Staff expect inflation to stay below 2% on average in 2026 and 2027 before returning to the 2% target in 2028, partly due to the projected upward effect on inflation from the EU Emissions Trading System 2, expected to start that year.
Growth: Economic growth expectations were also revised upward compared to the September forecasts. Growth is now projected to reach 1.4% in 2025, 1.2% in 2026, and 1.4% in both 2027 and 2028. This stronger growth outlook is driven especially by domestic demand, supported by rising real incomes and gradual reductions in the saving rate.

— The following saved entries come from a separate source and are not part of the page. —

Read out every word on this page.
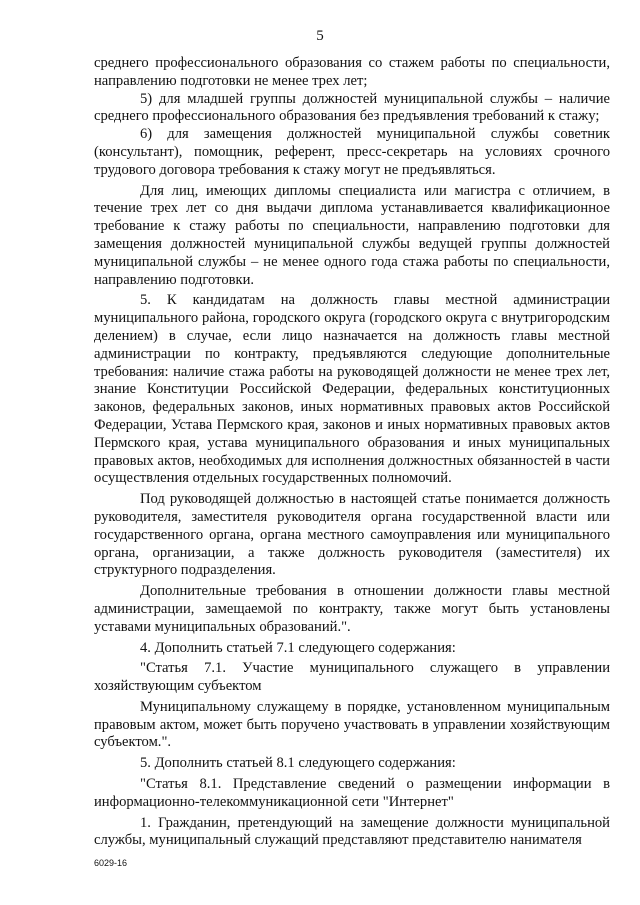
5

среднего профессионального образования со стажем работы по специальности, направлению подготовки не менее трех лет;

5) для младшей группы должностей муниципальной службы – наличие среднего профессионального образования без предъявления требований к стажу;

6) для замещения должностей муниципальной службы советник (консультант), помощник, референт, пресс-секретарь на условиях срочного трудового договора требования к стажу могут не предъявляться.

Для лиц, имеющих дипломы специалиста или магистра с отличием, в течение трех лет со дня выдачи диплома устанавливается квалификационное требование к стажу работы по специальности, направлению подготовки для замещения должностей муниципальной службы ведущей группы должностей муниципальной службы – не менее одного года стажа работы по специальности, направлению подготовки.

5. К кандидатам на должность главы местной администрации муниципального района, городского округа (городского округа с внутригородским делением) в случае, если лицо назначается на должность главы местной администрации по контракту, предъявляются следующие дополнительные требования: наличие стажа работы на руководящей должности не менее трех лет, знание Конституции Российской Федерации, федеральных конституционных законов, федеральных законов, иных нормативных правовых актов Российской Федерации, Устава Пермского края, законов и иных нормативных правовых актов Пермского края, устава муниципального образования и иных муниципальных правовых актов, необходимых для исполнения должностных обязанностей в части осуществления отдельных государственных полномочий.

Под руководящей должностью в настоящей статье понимается должность руководителя, заместителя руководителя органа государственной власти или государственного органа, органа местного самоуправления или муниципального органа, организации, а также должность руководителя (заместителя) их структурного подразделения.

Дополнительные требования в отношении должности главы местной администрации, замещаемой по контракту, также могут быть установлены уставами муниципальных образований.".

4. Дополнить статьей 7.1 следующего содержания:

"Статья 7.1. Участие муниципального служащего в управлении хозяйствующим субъектом

Муниципальному служащему в порядке, установленном муниципальным правовым актом, может быть поручено участвовать в управлении хозяйствующим субъектом.".

5. Дополнить статьей 8.1 следующего содержания:

"Статья 8.1. Представление сведений о размещении информации в информационно-телекоммуникационной сети "Интернет"

1. Гражданин, претендующий на замещение должности муниципальной службы, муниципальный служащий представляют представителю нанимателя

6029-16
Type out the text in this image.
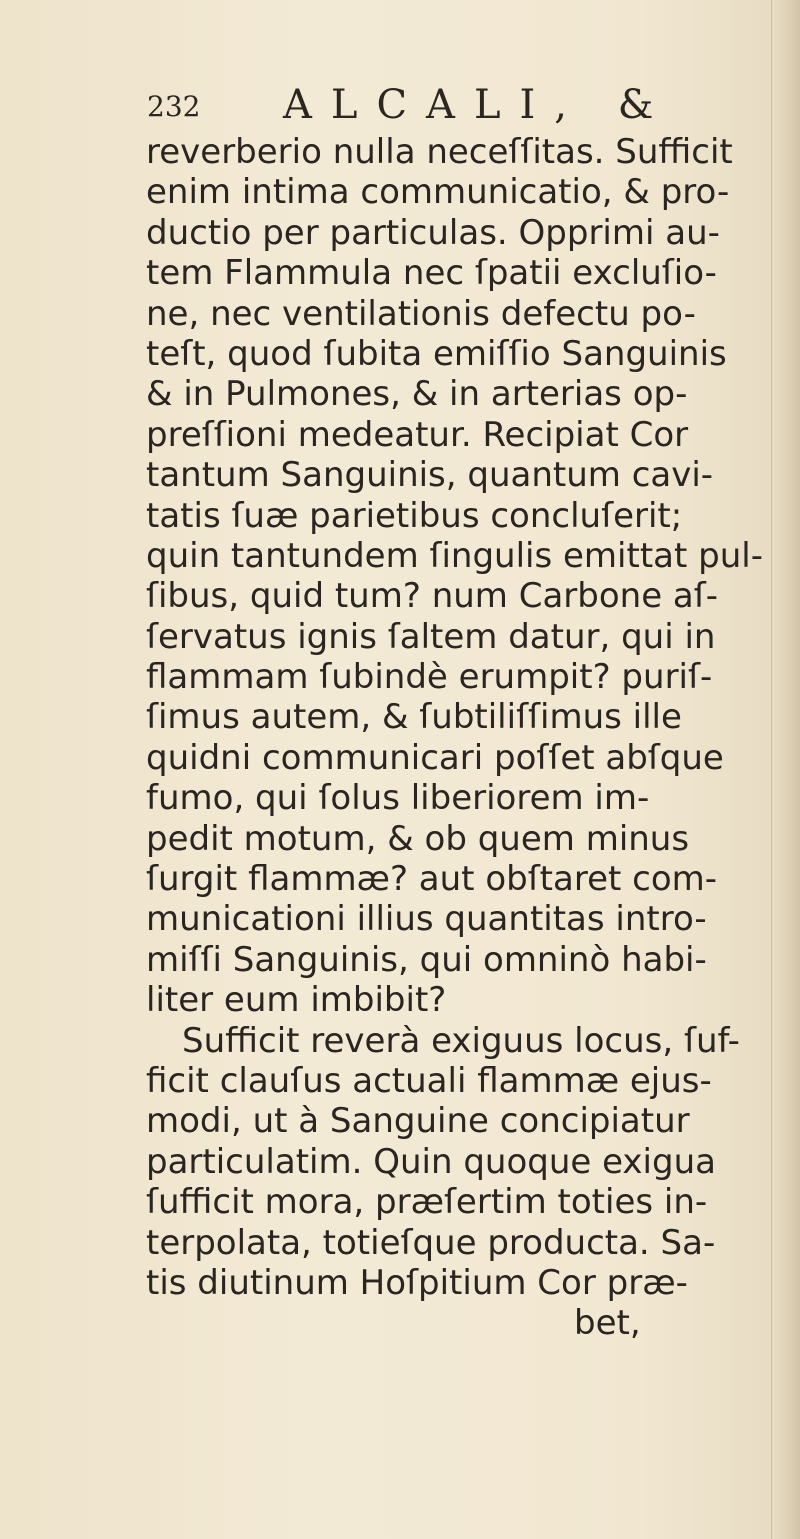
232 ALCALI, &
reverberio nulla neceſſitas. Sufficit
enim intima communicatio, & pro-
ductio per particulas. Opprimi au-
tem Flammula nec ſpatii excluſio-
ne, nec ventilationis defectu po-
teſt, quod ſubita emiſſio Sanguinis
& in Pulmones, & in arterias op-
preſſioni medeatur. Recipiat Cor
tantum Sanguinis, quantum cavi-
tatis ſuæ parietibus concluſerit;
quin tantundem ſingulis emittat pul-
ſibus, quid tum? num Carbone aſ-
ſervatus ignis ſaltem datur, qui in
flammam ſubindè erumpit? puriſ-
ſimus autem, & ſubtiliſſimus ille
quidni communicari poſſet abſque
fumo, qui ſolus liberiorem im-
pedit motum, & ob quem minus
ſurgit flammæ? aut obſtaret com-
municationi illius quantitas intro-
miſſi Sanguinis, qui omninò habi-
liter eum imbibit?
Sufficit reverà exiguus locus, ſuf-
ficit clauſus actuali flammæ ejus-
modi, ut à Sanguine concipiatur
particulatim. Quin quoque exigua
ſufficit mora, præſertim toties in-
terpolata, totieſque producta. Sa-
tis diutinum Hoſpitium Cor præ-
bet,
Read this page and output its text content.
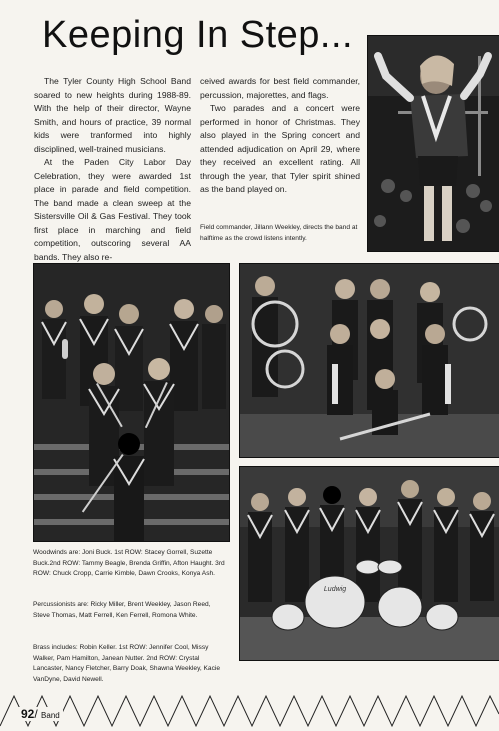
Keeping In Step...

The Tyler County High School Band soared to new heights during 1988-89. With the help of their director, Wayne Smith, and hours of practice, 39 normal kids were tranformed into highly disciplined, well-trained musicians.

At the Paden City Labor Day Celebration, they were awarded 1st place in parade and field competition. The band made a clean sweep at the Sistersville Oil & Gas Festival. They took first place in marching and field competition, outscoring several AA bands. They also re-

ceived awards for best field commander, percussion, majorettes, and flags.

Two parades and a concert were performed in honor of Christmas. They also played in the Spring concert and attended adjudication on April 29, where they received an excellent rating. All through the year, that Tyler spirit shined as the band played on.

Field commander, Jillann Weekley, directs the band at halftime as the crowd listens intently.
Ludwig
Woodwinds are: Joni Buck. 1st ROW: Stacey Gorrell, Suzette Buck.2nd ROW: Tammy Beagle, Brenda Griffin, Afton Haught. 3rd ROW: Chuck Cropp, Carrie Kimble, Dawn Crooks, Konya Ash.
Percussionists are: Ricky Miller, Brent Weekley, Jason Reed, Steve Thomas, Matt Ferrell, Ken Ferrell, Romona White.
Brass includes: Robin Keller. 1st ROW: Jennifer Cool, Missy Walker, Pam Hamilton, Janean Nutter. 2nd ROW: Crystal Lancaster, Nancy Fletcher, Barry Doak, Shawna Weekley, Kacie VanDyne, David Newell.
92/ Band
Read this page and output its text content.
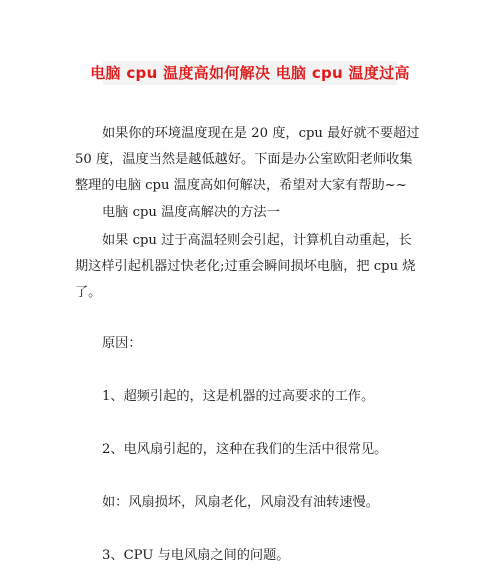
电脑 cpu 温度高如何解决 电脑 cpu 温度过高
如果你的环境温度现在是 20 度，cpu 最好就不要超过
50 度，温度当然是越低越好。下面是办公室欧阳老师收集
整理的电脑 cpu 温度高如何解决，希望对大家有帮助~~
电脑 cpu 温度高解决的方法一
如果 cpu 过于高温轻则会引起，计算机自动重起，长
期这样引起机器过快老化;过重会瞬间损坏电脑，把 cpu 烧
了。
原因：
1、超频引起的，这是机器的过高要求的工作。
2、电风扇引起的，这种在我们的生活中很常见。
如：风扇损坏，风扇老化，风扇没有油转速慢。
3、CPU 与电风扇之间的问题。
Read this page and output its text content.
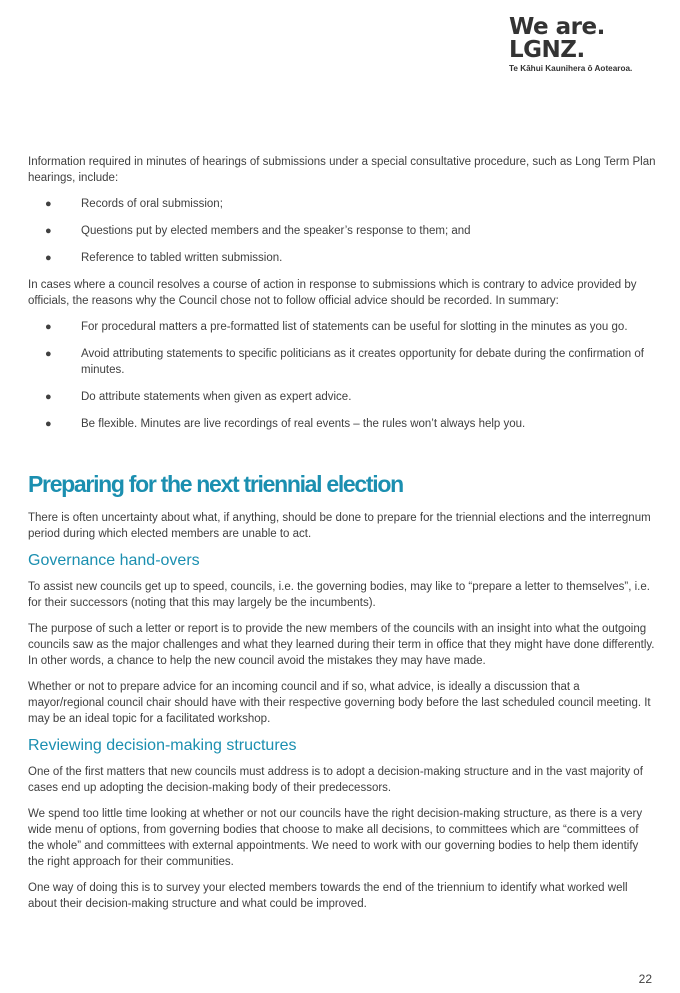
We are.
LGNZ.
Te Kāhui Kaunihera ō Aotearoa.

Information required in minutes of hearings of submissions under a special consultative procedure, such as Long Term Plan hearings, include:

●	Records of oral submission;
●	Questions put by elected members and the speaker’s response to them; and
●	Reference to tabled written submission.

In cases where a council resolves a course of action in response to submissions which is contrary to advice provided by officials, the reasons why the Council chose not to follow official advice should be recorded. In summary:

●	For procedural matters a pre-formatted list of statements can be useful for slotting in the minutes as you go.
●	Avoid attributing statements to specific politicians as it creates opportunity for debate during the confirmation of minutes.
●	Do attribute statements when given as expert advice.
●	Be flexible. Minutes are live recordings of real events – the rules won’t always help you.
Preparing for the next triennial election

There is often uncertainty about what, if anything, should be done to prepare for the triennial elections and the interregnum period during which elected members are unable to act.

Governance hand-overs

To assist new councils get up to speed, councils, i.e. the governing bodies, may like to “prepare a letter to themselves”, i.e. for their successors (noting that this may largely be the incumbents).

The purpose of such a letter or report is to provide the new members of the councils with an insight into what the outgoing councils saw as the major challenges and what they learned during their term in office that they might have done differently. In other words, a chance to help the new council avoid the mistakes they may have made.

Whether or not to prepare advice for an incoming council and if so, what advice, is ideally a discussion that a mayor/regional council chair should have with their respective governing body before the last scheduled council meeting. It may be an ideal topic for a facilitated workshop.

Reviewing decision-making structures

One of the first matters that new councils must address is to adopt a decision-making structure and in the vast majority of cases end up adopting the decision-making body of their predecessors.

We spend too little time looking at whether or not our councils have the right decision-making structure, as there is a very wide menu of options, from governing bodies that choose to make all decisions, to committees which are “committees of the whole” and committees with external appointments. We need to work with our governing bodies to help them identify the right approach for their communities.

One way of doing this is to survey your elected members towards the end of the triennium to identify what worked well about their decision-making structure and what could be improved.

22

Recent economic activity has been resilient, with growth of 0.3% in the third quarter driven mainly by stronger consumption and investment. Growth has been services-led, but investment by both the public and private sector has been a key driver, with corporate investment often attributed to the development of Artificial Intelligence (AI).
Policy Instruments and Future Stance
The Governing Council reiterated its determination to ensure that inflation stabilises at the 2% target in the medium term. Future monetary policy will follow a data-dependent and meeting-by-meeting approach. Interest rate decisions will be based on the assessment of the inflation outlook, incoming economic and financial data, the dynamics of underlying inflation, and the strength of monetary policy transmission. The Council stressed that it is not pre-committing to a particular rate path.
Regarding asset purchasing programmes, the portfolios for the Asset Purchase Programme (APP) and the Pandemic Emergency Purchase Programme (PEPP) are declining at a measured and predictable pace, as the Eurosystem has ceased reinvesting the principal payments from maturing securities.
The Council remains ready to adjust all its instruments within its mandate to ensure stable inflation and preserve smooth monetary policy transmission. The Transmission Protection Instrument (TPI) is available to counter unwarranted, disorderly market dynamics that seriously threaten policy transmission across all euro area countries.